Indeed, other states have decided that a social host of a BYOB party attended by underage drinkers may be liable to those injured by an intoxicated minor. One often cited case rejecting the artificial limitations criticized by the Law Court in Klingerman is Mcleary v. Hines, 817 F.2d 1081 (3d Cir. 1987). There, a minor held a party at her home in her parents’ absence. There was no proof that the host provided alcohol to the intoxicated minor guest. Nevertheless, the court held that liability could be found “…if the jury finds the host’s deliberate creation of a hospitable environment to be a substantial factor in the minor’s consumption of alcohol.” Id., 817 F.2d at 1085 (emphasis added). See also, Fassett v.
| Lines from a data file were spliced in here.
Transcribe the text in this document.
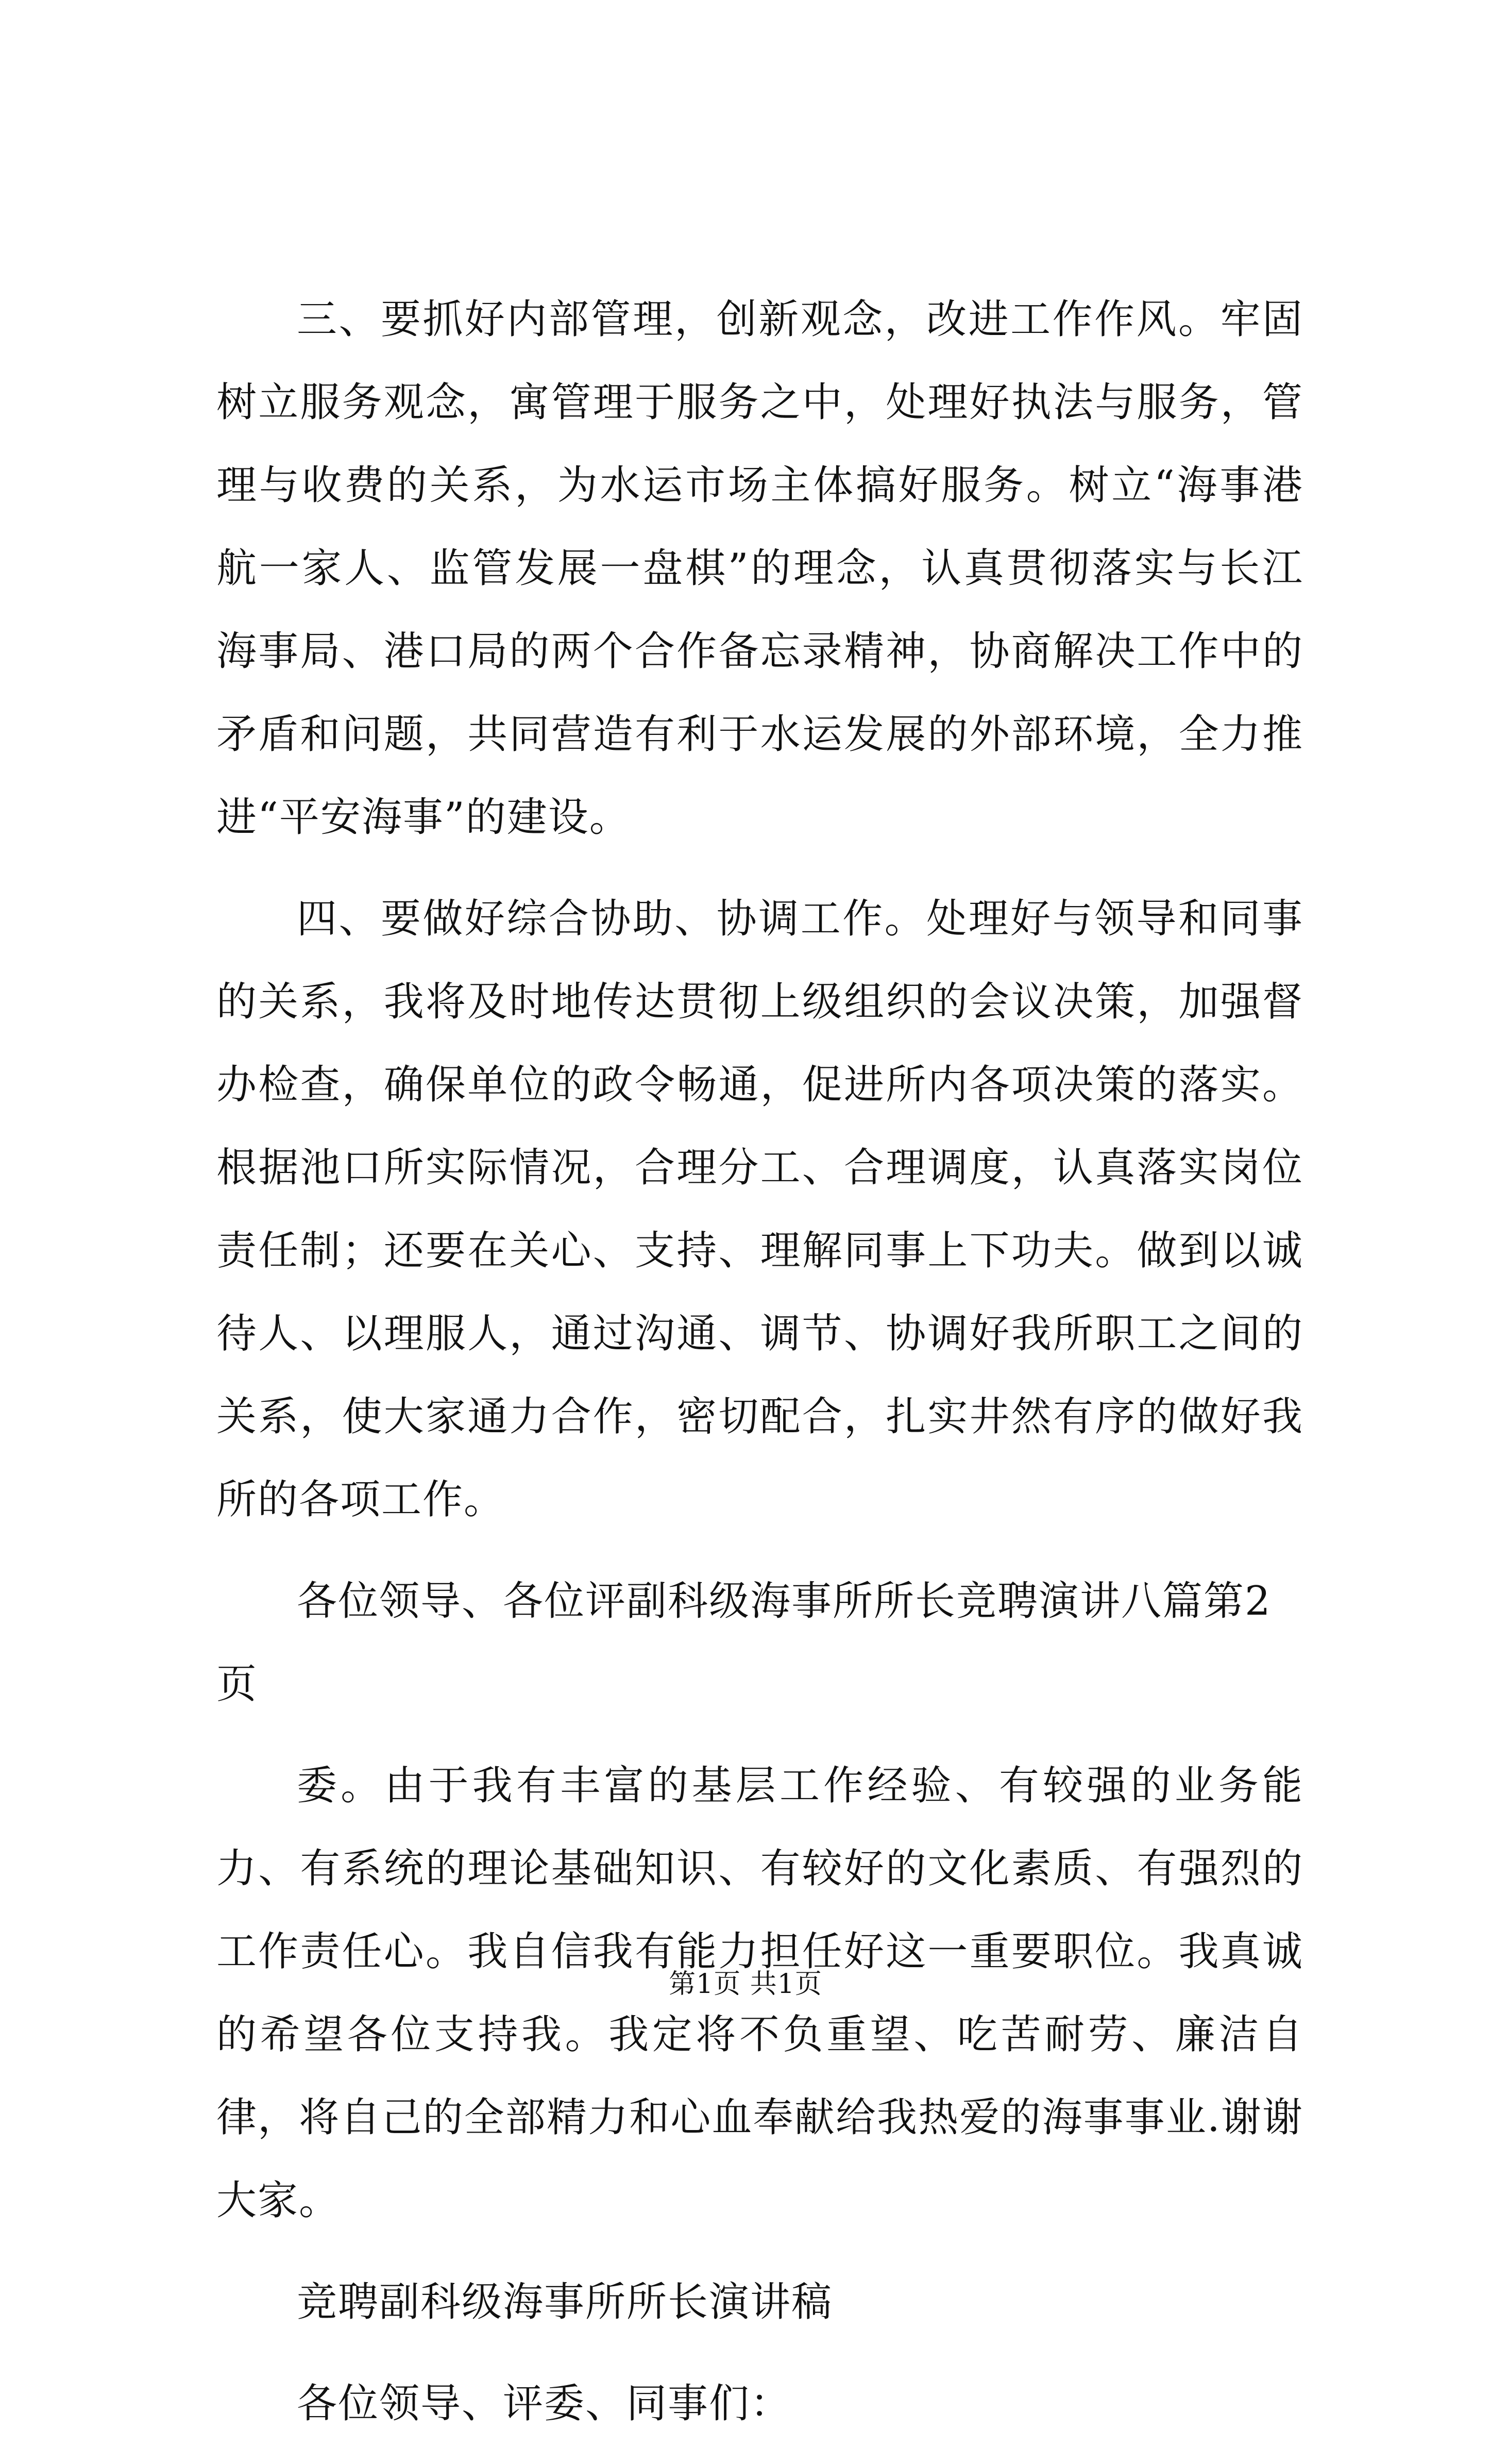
三、要抓好内部管理，创新观念，改进工作作风。牢固树立服务观念，寓管理于服务之中，处理好执法与服务，管理与收费的关系，为水运市场主体搞好服务。树立“海事港航一家人、监管发展一盘棋”的理念，认真贯彻落实与长江海事局、港口局的两个合作备忘录精神，协商解决工作中的矛盾和问题，共同营造有利于水运发展的外部环境，全力推进“平安海事”的建设。

四、要做好综合协助、协调工作。处理好与领导和同事的关系，我将及时地传达贯彻上级组织的会议决策，加强督办检查，确保单位的政令畅通，促进所内各项决策的落实。根据池口所实际情况，合理分工、合理调度，认真落实岗位责任制；还要在关心、支持、理解同事上下功夫。做到以诚待人、以理服人，通过沟通、调节、协调好我所职工之间的关系，使大家通力合作，密切配合，扎实井然有序的做好我所的各项工作。

各位领导、各位评副科级海事所所长竞聘演讲八篇第2页

委。由于我有丰富的基层工作经验、有较强的业务能力、有系统的理论基础知识、有较好的文化素质、有强烈的工作责任心。我自信我有能力担任好这一重要职位。我真诚的希望各位支持我。我定将不负重望、吃苦耐劳、廉洁自律，将自己的全部精力和心血奉献给我热爱的海事事业.谢谢大家。

竞聘副科级海事所所长演讲稿

各位领导、评委、同事们：

第1页 共1页
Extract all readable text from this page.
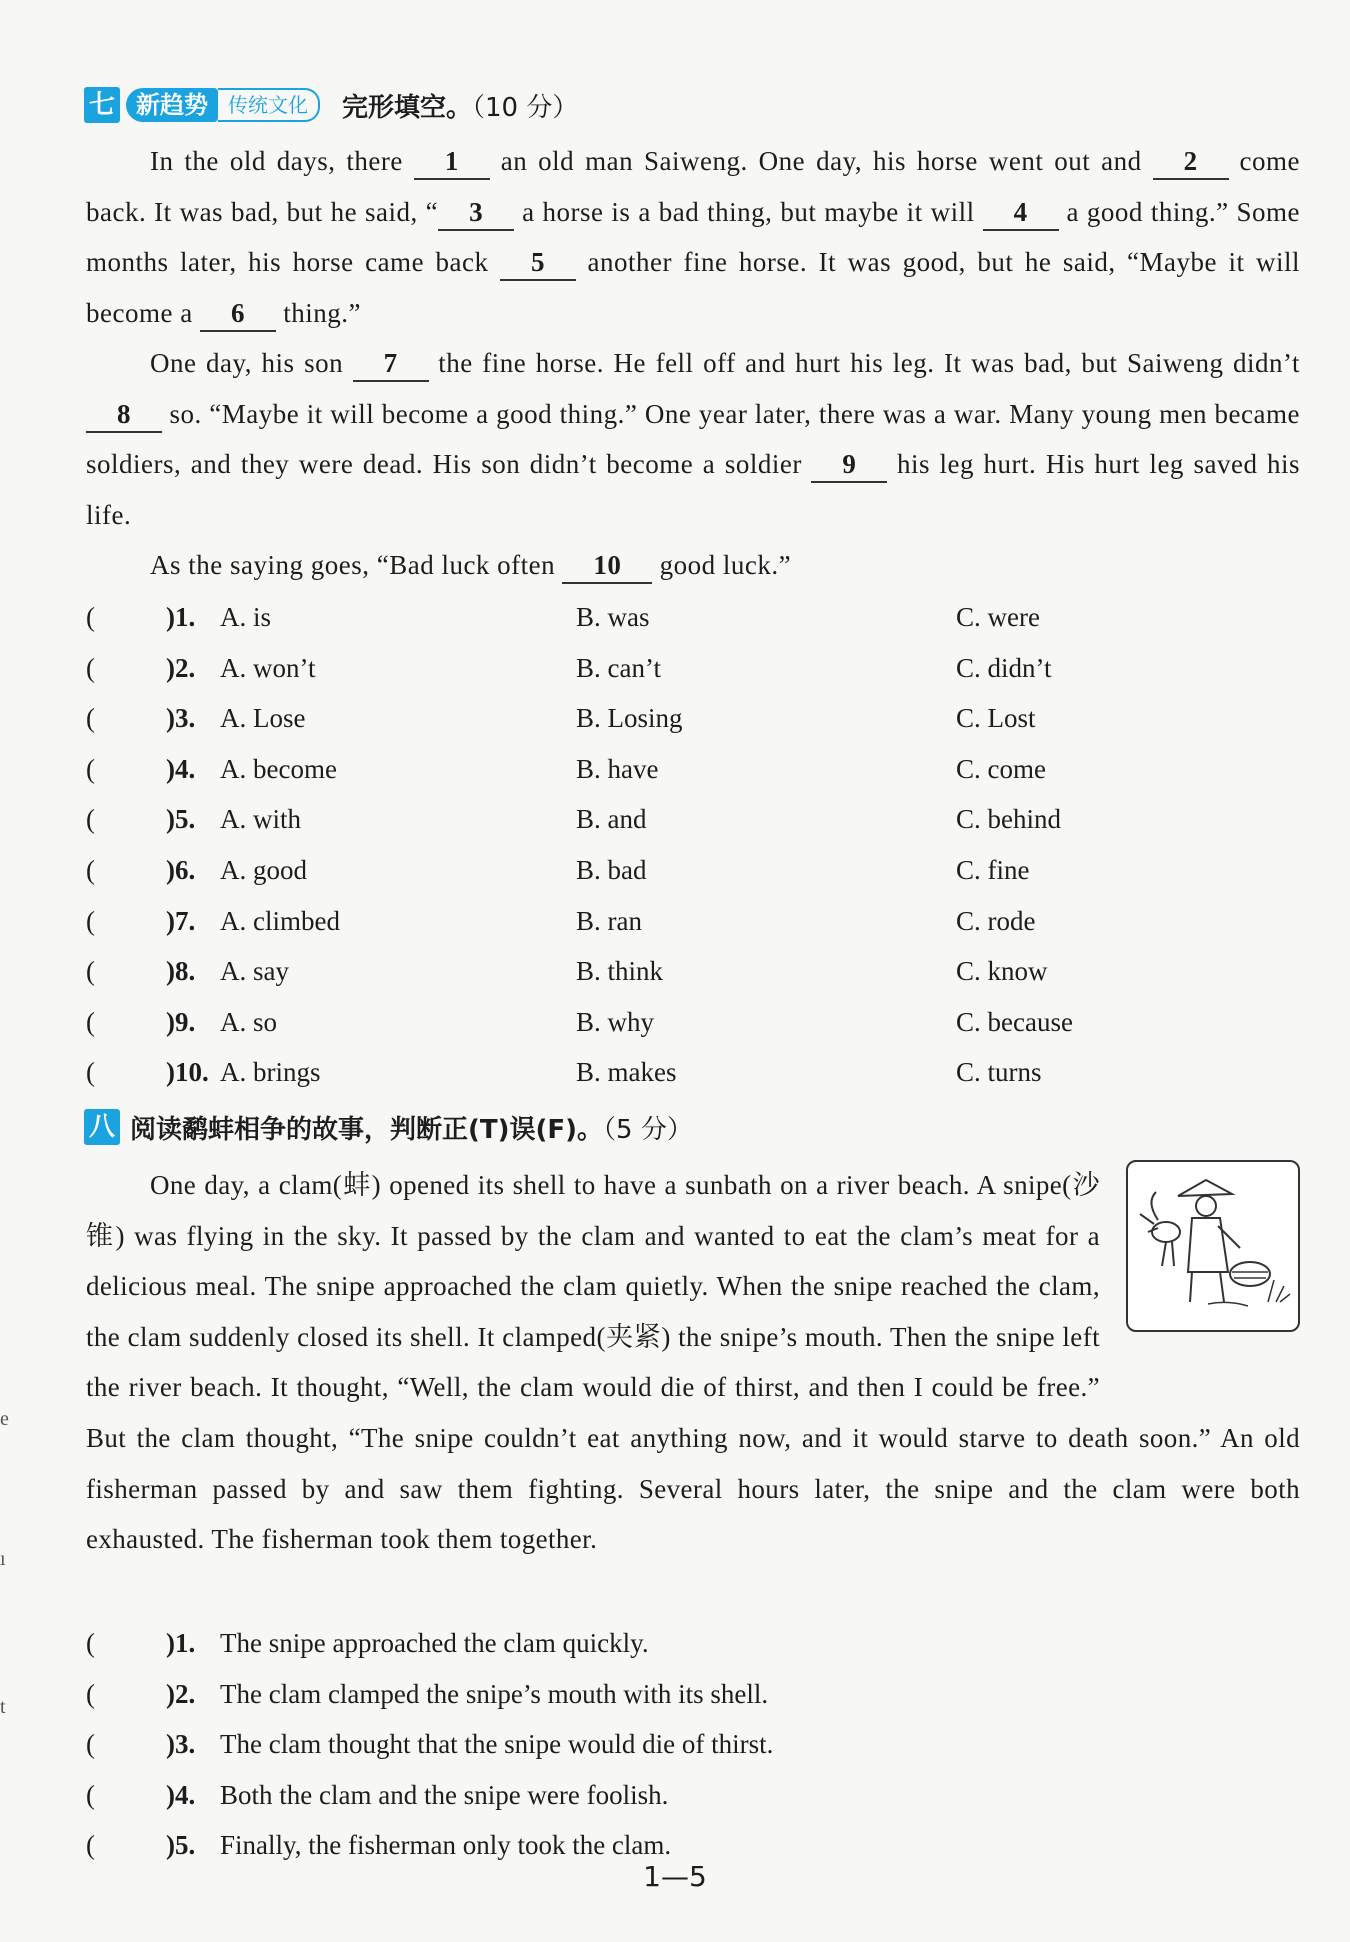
e
ı
t
七 新趋势	传统文化	完形填空。（10 分）
In the old days, there 1 an old man Saiweng. One day, his horse went out and 2 come back. It was bad, but he said, “ 3 a horse is a bad thing, but maybe it will 4 a good thing.” Some months later, his horse came back 5 another fine horse. It was good, but he said, “Maybe it will become a 6 thing.”
One day, his son 7 the fine horse. He fell off and hurt his leg. It was bad, but Saiweng didn’t 8 so. “Maybe it will become a good thing.” One year later, there was a war. Many young men became soldiers, and they were dead. His son didn’t become a soldier 9 his leg hurt. His hurt leg saved his life.
As the saying goes, “Bad luck often 10 good luck.”
(	)1. A. is	B. was	C. were
(	)2. A. won’t	B. can’t	C. didn’t
(	)3. A. Lose	B. Losing	C. Lost
(	)4. A. become	B. have	C. come
(	)5. A. with	B. and	C. behind
(	)6. A. good	B. bad	C. fine
(	)7. A. climbed	B. ran	C. rode
(	)8. A. say	B. think	C. know
(	)9. A. so	B. why	C. because
(	)10. A. brings	B. makes	C. turns
八 阅读鹬蚌相争的故事，判断正(T)误(F)。（5 分）
One day, a clam(蚌) opened its shell to have a sunbath on a river beach. A snipe(沙锥) was flying in the sky. It passed by the clam and wanted to eat the clam’s meat for a delicious meal. The snipe approached the clam quietly. When the snipe reached the clam, the clam suddenly closed its shell. It clamped(夹紧) the snipe’s mouth. Then the snipe left the river beach. It thought, “Well, the clam would die of thirst, and then I could be free.” But the clam thought, “The snipe couldn’t eat anything now, and it would starve to death soon.” An old fisherman passed by and saw them fighting. Several hours later, the snipe and the clam were both exhausted. The fisherman took them together.
(	)1. The snipe approached the clam quickly.
(	)2. The clam clamped the snipe’s mouth with its shell.
(	)3. The clam thought that the snipe would die of thirst.
(	)4. Both the clam and the snipe were foolish.
(	)5. Finally, the fisherman only took the clam.
1—5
Delta Kappa Epsilon, 807 F.2d 1150 (3d Cir. 1986) (college students sponsoring a party at their apartment, while not providing the alcohol, could be liable for providing “substantial assistance” to minors in becoming intoxicated); Biscan v. Brown, 160 S.W.3d 462 (Tenn. 2005) (adult who hosts a party for minors and knows in advance that alcohol will be consumed is liable even though he does not furnish any alcohol).

To be fair, some courts have placed artificial limits on liability and rejected such a cause of action. One recent example is Juliano v. Simpson, 461 Mass. 527, 962 N.E.2d 175 (2012) in which the Massachusetts Supreme Judicial Court, despite noting that nine states impose social host liability for injuries to third parties where a host merely provides a location for underage drinking, held that a minor host of a BYOB party at her absent parents’ home could not be held liable for the injuries caused by an underage attendee at the party because she did not serve the alcohol and did not “effectively control” the supply of alcohol brought to the party by the guests. Despite that holding, however, two concurring justices, although agreeing with the result, criticized the apparent broadness of the court’s holding, suggesting that liability might be appropriate in a case involving an adult host of a BYOB party where minors were permitted to consume alcohol. Id. at 547.

In view of its reliance on proximate cause, as in Klingerman, the Law Court, when faced with the issue, should, at least, in an appropriate case, adopt the reasoning of the concurring justices in Juliano and impose common law negligence liability on any adult host of a BYOB party for underage drinkers for injuries caused by an intoxicated minor guest. An even more sound jurisprudential approach, however, would be to leave open for the fact finder the determination of liability against any host of this type of party, including a minor, based on the principles of duty and proximate cause, free of any arbitrary limitations.

As attorneys representing injured persons, we should always advocate for the expansion of victims’ rights through creative and aggressive lawyering. Attorneys for those injured by underage drinkers should not assume that such claims are barred by statute, but instead press for recognition of broad liability based on Maine common law.

1 A person under the legal drinking age of 21 is called a “minor” for purposes of liquor liability.

2 It is a crime for a person to knowingly allow “a minor under that person’s control or in a place under that person’s control to possess or consume liquor,” although a limited exception is provided for “a person who serves liquor or imitation liquor to a minor in a home in the presence of the minor’s parent, guardian or custodian.”

3 The MLLA also provides liability for reckless service by a social host to a person the server knows is “visibly intoxicated,” regardless of age.